Since our bucket has the capacity of one, it will only have two states (full and empty). This can be represented by a single Boolean value, true empty meaning and full empty meaning:

private Boolean going to take = true; // let's start to recover immediately

Furthermore, we need to plan an activity that will "fill the bucket" periodically at a fixed speed. This is done using a ScheduledExecutor service:

empty beginning() {
    ScheduledExecutorService es = Executors.newScheduledThreadPool(1);
    es.scheduleAtFixedRate(This::scheduleFetch, FETCH_INTERVAL, FETCH_INTERVAL, TimeUnit.MILLISECONDS);
}

What does the scheduleFetch appearance? Simply set the fetch variable to true (fills the bucket) and notify another (recovery) thread, which at that time might wait for the status of our bucket to be changed. For a discussion of why the next two methods need to be synchronized, see this stack overflow question.

synchronized empty scheduleFetch() {
    going to take = true;
    notify();
}

Next, we will provide an operation that will be returned immediately if the bucket is full or blocked for a set period of time, waiting for it to become full, returning the most recent bucket status and emptying it at the end:

synchronized Boolean awaitFetch() throws InterruptedException {
    Self (!going to take)
        wait(WAIT_LIMIT);
    try {
        return going to take;
    } finally {
        going to take = false;
    }
}

Since we will not stop WAIT_LIMIT any longer, this method is guaranteed to return no more than WAIT_LIMIT. We need this guarantee to ensure reactivity, as we will see shortly. In total, the operation reports to the caller whether a recovery is allowed, returning no more than WAIT_LIMIT milliseconds.

With this post, and assuming that the actual recovery operation (sending a request on the network, interpreting the answer etc.) be implemented in the doFetch method, we can finally implement our survey blocking method:

List poll() throws InterruptedException {
    return awaitFetch() ? doFetch() : null;
}

Here, there are no signals to the customer that new data are not yet available. In fact, this is the exact protocol needed by the source connectors in Kafka Connect and the described implementation is used in the PLC4X source connector.

Remarks

There are two main parameters in this program: WAIT_LIMIT and FETCH_INTERVAL. The former controls the responsiveness of the client – the longer WAIT_LIMIT is low, the faster the control is returned to the client in the event that new data is not available.

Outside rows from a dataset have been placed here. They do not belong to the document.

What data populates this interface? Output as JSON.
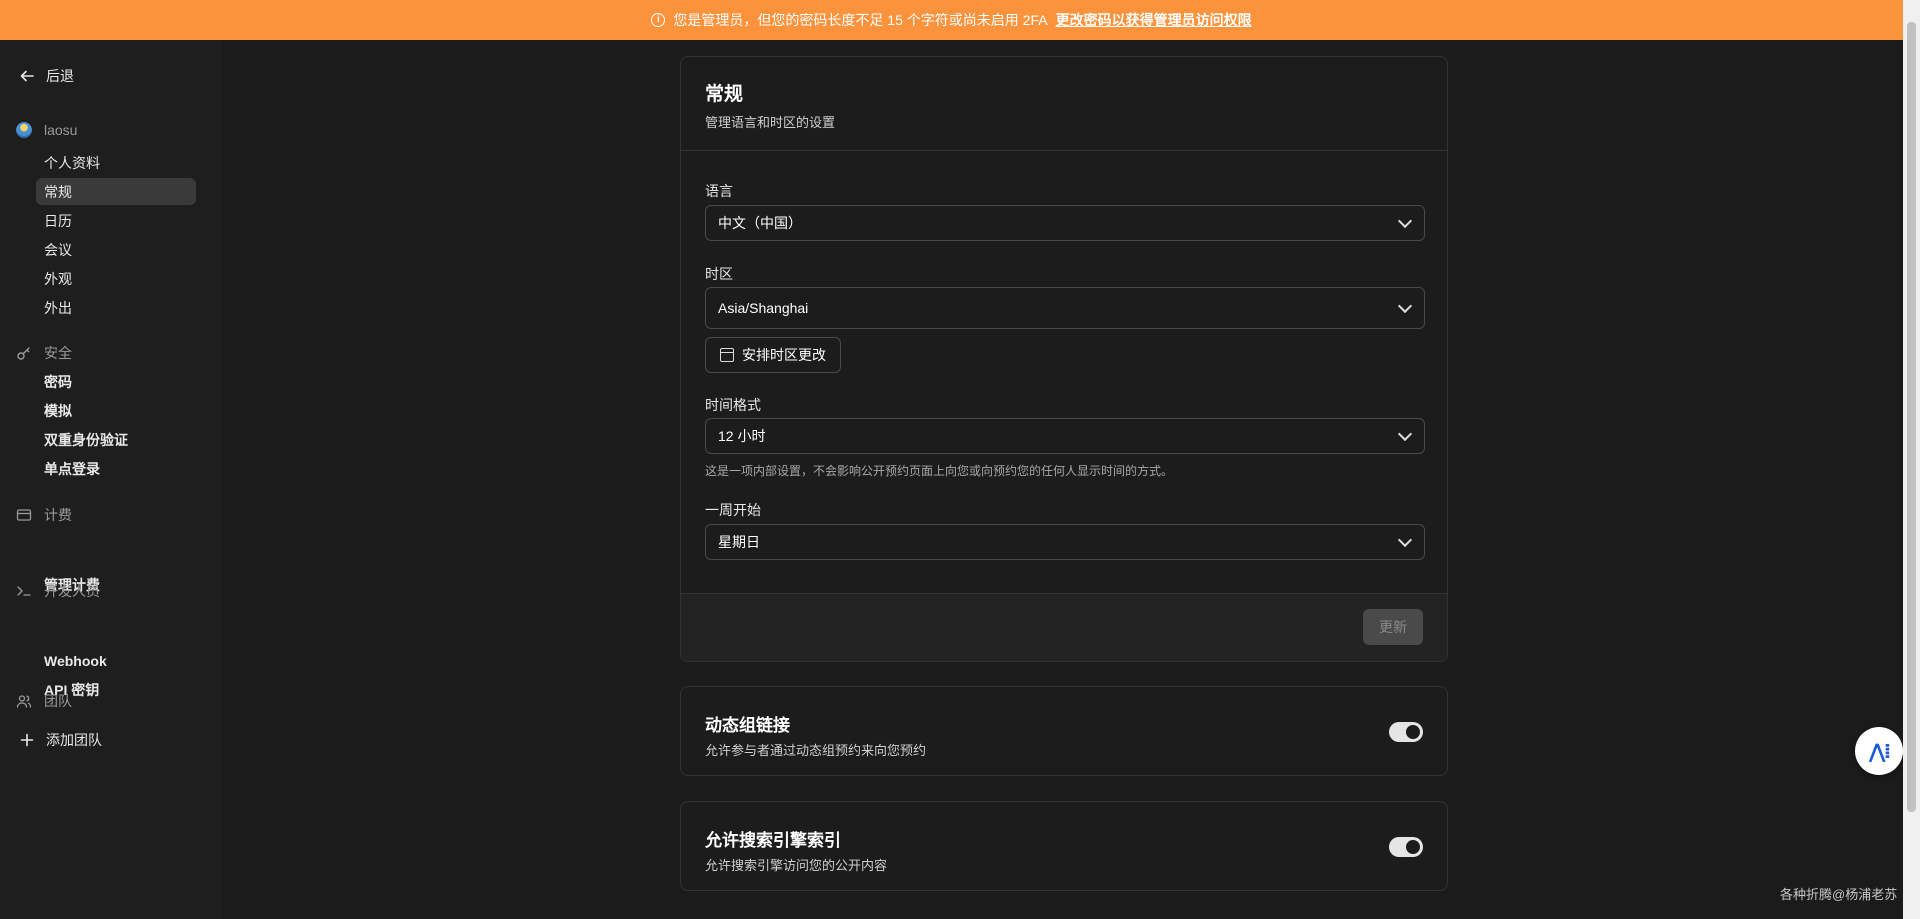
{
  "banner": {
    "text": "您是管理员，但您的密码长度不足 15 个字符或尚未启用 2FA",
    "link": "更改密码以获得管理员访问权限"
  },
  "sidebar": {
    "back": "后退",
    "user": {
      "name": "laosu",
      "items": [
        "个人资料",
        "常规",
        "日历",
        "会议",
        "外观",
        "外出"
      ],
      "active": "常规"
    },
    "security": {
      "title": "安全",
      "items": [
        "密码",
        "模拟",
        "双重身份验证",
        "单点登录"
      ]
    },
    "billing": {
      "title": "计费",
      "items": [
        "管理计费"
      ]
    },
    "developer": {
      "title": "开发人员",
      "items": [
        "Webhook",
        "API 密钥"
      ]
    },
    "teams": {
      "title": "团队",
      "add": "添加团队"
    }
  },
  "general": {
    "title": "常规",
    "subtitle": "管理语言和时区的设置",
    "language_label": "语言",
    "language_value": "中文（中国）",
    "timezone_label": "时区",
    "timezone_value": "Asia/Shanghai",
    "schedule_tz_button": "安排时区更改",
    "time_format_label": "时间格式",
    "time_format_value": "12 小时",
    "time_format_help": "这是一项内部设置，不会影响公开预约页面上向您或向预约您的任何人显示时间的方式。",
    "week_start_label": "一周开始",
    "week_start_value": "星期日",
    "update_button": "更新"
  },
  "dynamic_group": {
    "title": "动态组链接",
    "subtitle": "允许参与者通过动态组预约来向您预约",
    "enabled": true
  },
  "search_index": {
    "title": "允许搜索引擎索引",
    "subtitle": "允许搜索引擎访问您的公开内容",
    "enabled": true
  },
  "watermark": "各种折腾@杨浦老苏",
  "colors": {
    "banner": "#fb923c",
    "background": "#1b1b1b",
    "sidebar_active": "#3a3a3a"
  }
}
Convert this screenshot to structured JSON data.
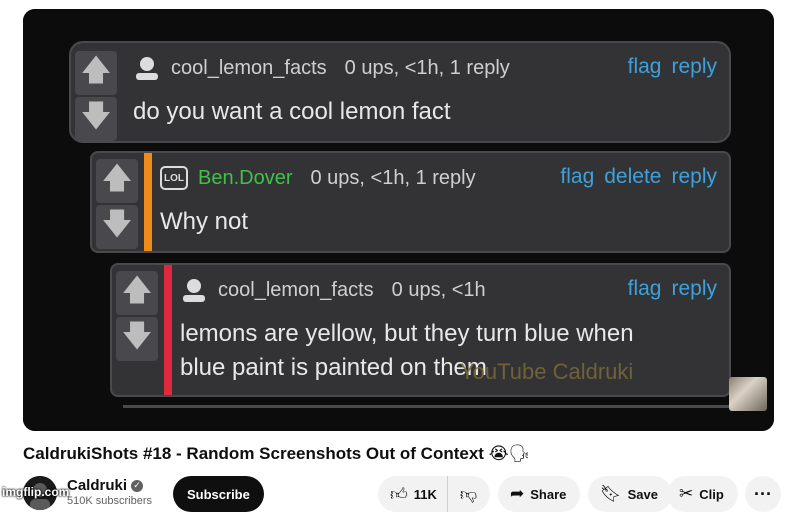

The second parameter controls the maximum request speed (sampling). It is in fact a higher limit because the actual sampling rate may be lower, ie when the recovery operation takes longer than FETCH_INTERVAL.

alternatives

Although the proposed solution works, there are alternatives. One of these alternatives is to directly retrieve data in the scheduled periodic activity instead of notifying the recovery thread (client). However, since it is necessary to block the client thread waiting for new data, it is necessary to transfer the retrieved results from the periodic task to the client, for example through a blocking queue.

Another alternative is to use a utility class already prepared for this type of activity, such as RateLimiter from the Google Guava library. This would further simplify the implementation. However, you will need to add another library dependency to your project, which, depending on the circumstances, may be appropriate for you or not.

Conclusion

Simple reactive polling can be implemented in a surprisingly simple way using a variant of the Token Bucket algorithm, using two low-level synchronization primitives of the Java platform: waiting and notification. Although common knowledge implies that you should never create problems with basic synchronization primitives and use abstractions in java.util.concurrent, this example shows that sometimes it is correct to break the rules if the work is done.


Source link

Leave a Reply

Your email address will not be published.